Out of scope (deferred)

• DSR scaffold and consent abstraction (Epic B)
• Security headers + rate-limit + SBOM (Epic C)
• Compliance fill-in docs (Epic D)
• retention-must-be-declared ESLint rule (see Q1 above)
• lastAccessedAt field hook + true "from-last-access" retention (see Q2)
• compliance/manifest.lock.yml for faster --check (see Q3)
• Backfill of any Payload auth: true collection beyond users (none exist yet)
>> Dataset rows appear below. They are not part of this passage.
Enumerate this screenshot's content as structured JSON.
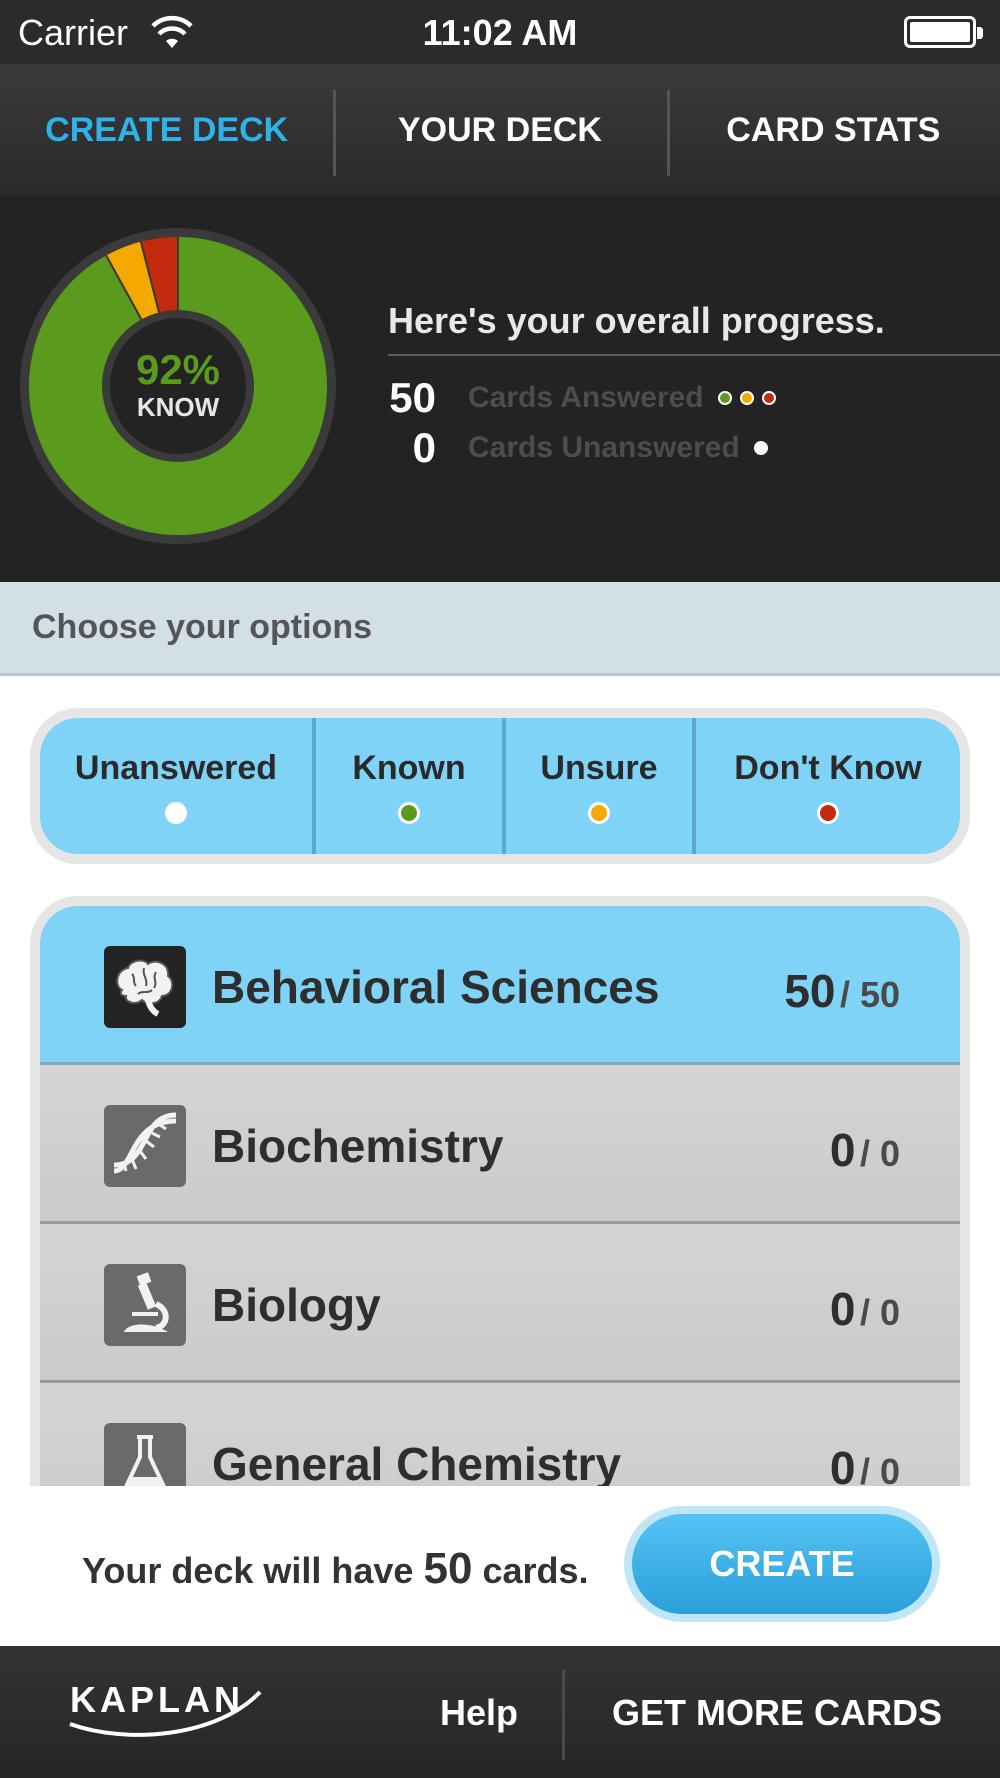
{
  "status_bar": {
    "carrier": "Carrier",
    "time": "11:02 AM"
  },
  "tabs": [
    {
      "label": "CREATE DECK",
      "active": true
    },
    {
      "label": "YOUR DECK",
      "active": false
    },
    {
      "label": "CARD STATS",
      "active": false
    }
  ],
  "progress": {
    "headline": "Here's your overall progress.",
    "percent_label": "92%",
    "know_label": "KNOW",
    "answered_count": "50",
    "answered_label": "Cards Answered",
    "unanswered_count": "0",
    "unanswered_label": "Cards Unanswered",
    "breakdown": {
      "known": 0.92,
      "unsure": 0.04,
      "dont_know": 0.04
    }
  },
  "colors": {
    "accent": "#2fb1ea",
    "known": "#5a9a1c",
    "unsure": "#f5a800",
    "dont_know": "#c42b0c",
    "unanswered": "#ffffff",
    "selected_row": "#7fd3f7"
  },
  "options": {
    "title": "Choose your options",
    "filters": [
      {
        "label": "Unanswered",
        "dot": "#ffffff"
      },
      {
        "label": "Known",
        "dot": "#5a9a1c"
      },
      {
        "label": "Unsure",
        "dot": "#f5a800"
      },
      {
        "label": "Don't Know",
        "dot": "#c42b0c"
      }
    ]
  },
  "categories": [
    {
      "name": "Behavioral Sciences",
      "selected_count": "50",
      "total": "/ 50",
      "icon": "brain-icon",
      "selected": true
    },
    {
      "name": "Biochemistry",
      "selected_count": "0",
      "total": "/ 0",
      "icon": "dna-icon",
      "selected": false
    },
    {
      "name": "Biology",
      "selected_count": "0",
      "total": "/ 0",
      "icon": "microscope-icon",
      "selected": false
    },
    {
      "name": "General Chemistry",
      "selected_count": "0",
      "total": "/ 0",
      "icon": "flask-icon",
      "selected": false
    }
  ],
  "create": {
    "prefix": "Your deck will have",
    "count": "50",
    "suffix": "cards.",
    "button_label": "CREATE"
  },
  "footer": {
    "logo_text": "KAPLAN",
    "help_label": "Help",
    "more_label": "GET MORE CARDS"
  }
}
• Cross-region transfer documentation (DPIA / TIA) — Epic D's territory
• Migration tooling for downstream consumers upgrading from a pre-ADR-025 version of the template (the template hasn't been versioned with consumers yet; no migration needed)

Further notes

• Builds on: ADR-018 (audit channel — purge emits audit entries), ADR-022 (library evaluation policy — extended for sub-processor fields), ADR-023 (CI security + supply chain — pre-commit + CI integration follows the established pattern), ADR-025 (strategy umbrella).
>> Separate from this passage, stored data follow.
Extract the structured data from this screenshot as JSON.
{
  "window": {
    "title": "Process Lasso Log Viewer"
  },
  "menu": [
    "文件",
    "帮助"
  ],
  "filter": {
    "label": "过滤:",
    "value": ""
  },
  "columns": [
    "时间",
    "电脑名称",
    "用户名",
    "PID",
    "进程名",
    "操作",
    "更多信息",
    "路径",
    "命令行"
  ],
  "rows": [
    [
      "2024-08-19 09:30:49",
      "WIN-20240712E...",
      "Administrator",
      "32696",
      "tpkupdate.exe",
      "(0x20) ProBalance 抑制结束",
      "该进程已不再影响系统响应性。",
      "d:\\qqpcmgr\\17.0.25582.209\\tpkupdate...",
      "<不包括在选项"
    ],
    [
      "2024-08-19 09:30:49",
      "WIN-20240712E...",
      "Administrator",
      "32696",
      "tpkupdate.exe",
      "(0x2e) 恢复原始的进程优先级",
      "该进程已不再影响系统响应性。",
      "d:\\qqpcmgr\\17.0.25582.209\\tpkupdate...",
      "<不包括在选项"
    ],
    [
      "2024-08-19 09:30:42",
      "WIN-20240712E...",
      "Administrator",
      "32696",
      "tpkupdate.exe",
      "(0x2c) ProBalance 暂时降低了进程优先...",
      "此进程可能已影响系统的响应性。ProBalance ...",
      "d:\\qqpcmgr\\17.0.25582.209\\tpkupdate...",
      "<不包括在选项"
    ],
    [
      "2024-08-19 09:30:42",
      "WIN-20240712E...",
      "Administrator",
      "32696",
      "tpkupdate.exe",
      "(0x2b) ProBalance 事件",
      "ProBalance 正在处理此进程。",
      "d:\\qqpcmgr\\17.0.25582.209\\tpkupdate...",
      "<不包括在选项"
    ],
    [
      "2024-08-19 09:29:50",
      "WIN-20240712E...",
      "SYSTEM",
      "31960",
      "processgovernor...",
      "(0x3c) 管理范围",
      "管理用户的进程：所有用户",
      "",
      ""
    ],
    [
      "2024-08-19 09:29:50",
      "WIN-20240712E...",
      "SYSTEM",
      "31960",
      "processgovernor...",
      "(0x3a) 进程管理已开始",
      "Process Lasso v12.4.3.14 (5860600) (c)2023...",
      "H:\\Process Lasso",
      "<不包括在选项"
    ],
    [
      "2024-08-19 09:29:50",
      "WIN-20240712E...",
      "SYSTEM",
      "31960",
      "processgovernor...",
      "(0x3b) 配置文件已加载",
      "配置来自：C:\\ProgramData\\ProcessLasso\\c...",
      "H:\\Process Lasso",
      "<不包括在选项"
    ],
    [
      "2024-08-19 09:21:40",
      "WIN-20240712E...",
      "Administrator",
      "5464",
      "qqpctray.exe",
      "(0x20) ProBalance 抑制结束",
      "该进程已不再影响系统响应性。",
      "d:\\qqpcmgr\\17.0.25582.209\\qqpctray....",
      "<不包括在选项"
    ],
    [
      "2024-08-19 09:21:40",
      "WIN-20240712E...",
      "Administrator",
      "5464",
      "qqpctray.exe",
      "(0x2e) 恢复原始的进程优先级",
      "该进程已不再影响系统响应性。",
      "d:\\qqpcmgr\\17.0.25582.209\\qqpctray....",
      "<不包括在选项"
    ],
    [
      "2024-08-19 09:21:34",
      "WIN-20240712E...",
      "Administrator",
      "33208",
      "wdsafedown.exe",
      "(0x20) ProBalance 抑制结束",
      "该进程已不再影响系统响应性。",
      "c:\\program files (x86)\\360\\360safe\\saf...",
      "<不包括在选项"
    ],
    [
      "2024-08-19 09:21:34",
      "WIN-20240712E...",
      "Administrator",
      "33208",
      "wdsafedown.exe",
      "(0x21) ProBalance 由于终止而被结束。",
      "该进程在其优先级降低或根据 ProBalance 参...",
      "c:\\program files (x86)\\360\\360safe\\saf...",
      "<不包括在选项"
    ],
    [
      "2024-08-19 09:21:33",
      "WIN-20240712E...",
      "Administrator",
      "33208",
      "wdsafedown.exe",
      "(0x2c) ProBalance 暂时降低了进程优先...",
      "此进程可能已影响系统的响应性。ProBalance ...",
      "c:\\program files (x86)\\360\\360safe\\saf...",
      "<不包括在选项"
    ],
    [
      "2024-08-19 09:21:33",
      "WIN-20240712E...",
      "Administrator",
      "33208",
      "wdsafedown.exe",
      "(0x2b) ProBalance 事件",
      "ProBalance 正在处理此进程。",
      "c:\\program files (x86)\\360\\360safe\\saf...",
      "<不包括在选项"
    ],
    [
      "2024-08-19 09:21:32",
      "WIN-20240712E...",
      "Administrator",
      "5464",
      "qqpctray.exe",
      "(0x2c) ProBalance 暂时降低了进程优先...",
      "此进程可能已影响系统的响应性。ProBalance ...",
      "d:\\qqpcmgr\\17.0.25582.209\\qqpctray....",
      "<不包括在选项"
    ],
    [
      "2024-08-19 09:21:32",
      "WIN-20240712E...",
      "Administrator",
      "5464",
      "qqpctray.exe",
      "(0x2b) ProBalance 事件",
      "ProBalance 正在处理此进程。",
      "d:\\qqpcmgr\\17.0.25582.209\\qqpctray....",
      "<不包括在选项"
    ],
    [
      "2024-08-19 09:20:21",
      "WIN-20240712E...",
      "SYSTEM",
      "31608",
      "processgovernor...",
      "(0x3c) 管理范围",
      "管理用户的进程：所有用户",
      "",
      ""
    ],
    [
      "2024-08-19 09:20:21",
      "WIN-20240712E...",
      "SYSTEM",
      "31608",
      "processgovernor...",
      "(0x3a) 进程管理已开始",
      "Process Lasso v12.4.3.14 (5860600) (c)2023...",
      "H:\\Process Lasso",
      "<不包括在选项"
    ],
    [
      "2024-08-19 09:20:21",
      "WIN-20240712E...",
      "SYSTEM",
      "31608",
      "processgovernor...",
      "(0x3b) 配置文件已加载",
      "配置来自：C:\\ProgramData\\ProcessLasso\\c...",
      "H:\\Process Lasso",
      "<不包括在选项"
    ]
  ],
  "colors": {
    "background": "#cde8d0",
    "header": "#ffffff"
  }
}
• Pairs with: Epic B PRD dsr-consent-and-cookie-banner.prd.md (consumes A's PII tags for DSR cascade); Epic D PRD compliance-docs-scaffolds.prd.md (references A's generator output formats in .example.yml files).
• Sequencing: Epic A is the dependency-graph root for Epic B. Epic B's PRD will be authored once Epic A's stories are at least partially dispatched (decomposer needs A's type primitives to settle B's interfaces).
• Stakeholders: template authors (most affected — three new generators, ESLint rule, ADR-022 amendment), downstream consumers (positively affected — gain three compliance artifacts), AI agents operating in feature code (positively affected — typed Payload custom config catches invalid declarations at compile time), compliance reviewers (positively affected — compliance/ directory becomes audit evidence).